The Enterprise AI Agent Readiness Gap
I'll be honest, I got AI agents wrong at first.
When I first started working with agentic AI, I treated it like the next version of what we'd already been doing with chatbots. Better prompts, more tools connected, maybe some memory across sessions. An upgrade, not a different thing.
Then I watched an agent execute a transaction. Not suggest one. Not draft one for review. Execute it.
That's when it clicked. With chatbots, we were looking at text. We could read the output, catch the hallucination, and fix it before anything happened. Agents don't work that way. They run the transaction. They sent the email.
They update the record. They act like a human colleague would, except they don't pause to double-check with you first.
That changes everything about how you need to think about deploying them.
What I'm Actually Seeing
Most organizations I talk to right now fall into one of two camps.
The first group is stuck evaluating. They've seen the demos, they've got a shortlist of frameworks, and they've maybe done an internal presentation. But nothing has shipped because nobody has answered the uncomfortable questions, if this agent processes the wrong invoice, whose problem is it? If it emails a client something incorrect, who knew it had that access?
The second group built something. They connected an LLM to a few tools, got a prototype running, and showed it to leadership. It looked great. But it's been sitting in that demo state for months because moving it to production means answering all those same uncomfortable questions, and nobody wants to own that conversation.
The technical part, connecting models to tools, building the workflow, that's honestly the easier bit now. The frameworks are there. The hard part is everything around it.
The Questions Nobody Wants to Answer
Here's what I keep asking teams, and where I usually get silence:
Where does the agent stop and the human start? Most teams haven't drawn this line. So they either lock the agent down so much that it can barely do anything useful, or they give it broad access and hope for the best. Neither works.
What happens when it gets step 6 wrong in a 10-step workflow? Does it roll back? Retry? Keep going? Escalate?

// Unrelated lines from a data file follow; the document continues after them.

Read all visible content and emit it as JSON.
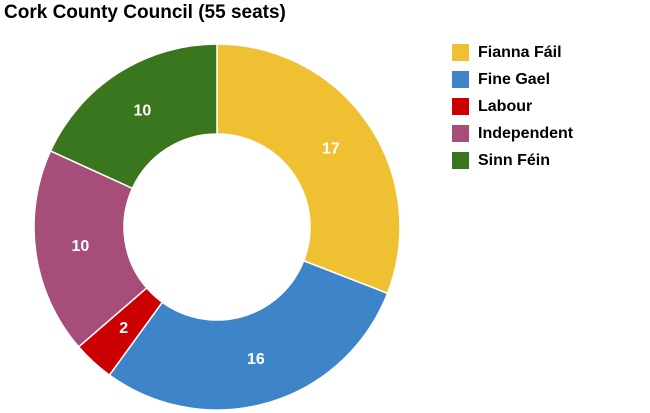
{
  "chart_data": {
    "type": "pie",
    "title": "Cork County Council (55 seats)",
    "categories": [
      "Fianna Fáil",
      "Fine Gael",
      "Labour",
      "Independent",
      "Sinn Féin"
    ],
    "values": [
      17,
      16,
      2,
      10,
      10
    ],
    "data_labels": [
      "17",
      "16",
      "2",
      "10",
      "10"
    ],
    "colors": [
      "#f0c033",
      "#3d85c8",
      "#cc0000",
      "#a64d79",
      "#3a761d"
    ],
    "donut": true,
    "legend_position": "right"
  }
}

Most prototypes don't handle this at all. The agent just... continues. MIT just released a framework called EnCompass that addresses exactly this, letting agents backtrack and retry failed paths. The fact that this is a research problem tells you how early we still are.
Can you actually trace what it did? Not what it was supposed to do, what it actually did. Which data it read, which systems it touched, and what reasoning path it followed. If your compliance or security team can't get a clear answer on this, the project isn't going to production. And they're right to block it.
Do you even know what the agent has access to? MCP is becoming the standard for connecting agents to tools and data, which is great. But most organizations haven't mapped their own tool and data surfaces. You can't set permissions on systems you haven't inventoried.
What I Think About Differently Now
A year ago, my GenAI maturity conversations with organizations were about chatbot guardrails, content filters, prompt safety, and making sure the output was accurate and appropriate.
With agents, the governance question is fundamentally different. It's not about what the AI is allowed to say. It's about what it's allowed to do.
I used to evaluate agent initiatives by asking, "What can this build?"
Now the first question I ask is "what happens when it does the wrong thing?"
Because every team can show me an impressive demo. Very few can tell me their plan for when the agent makes a mistake in production at 2 am on a Saturday.
That answer, or the lack of one, tells me more about whether the project will actually ship than any technical architecture diagram.
So Here's the Question
If you're working on AI agents right now, ask yourself:
Do we know who's accountable when the agent gets it wrong, or are we just hoping it won't?
Because the gap between a demo agent and a production agent isn't about picking a better model or a better framework. It's about deciding who owns the workflow, who reviews the agent's decisions, and what the fallback is when things go sideways.
Most teams haven't started that work yet. And until they do, the agents stay in demo mode.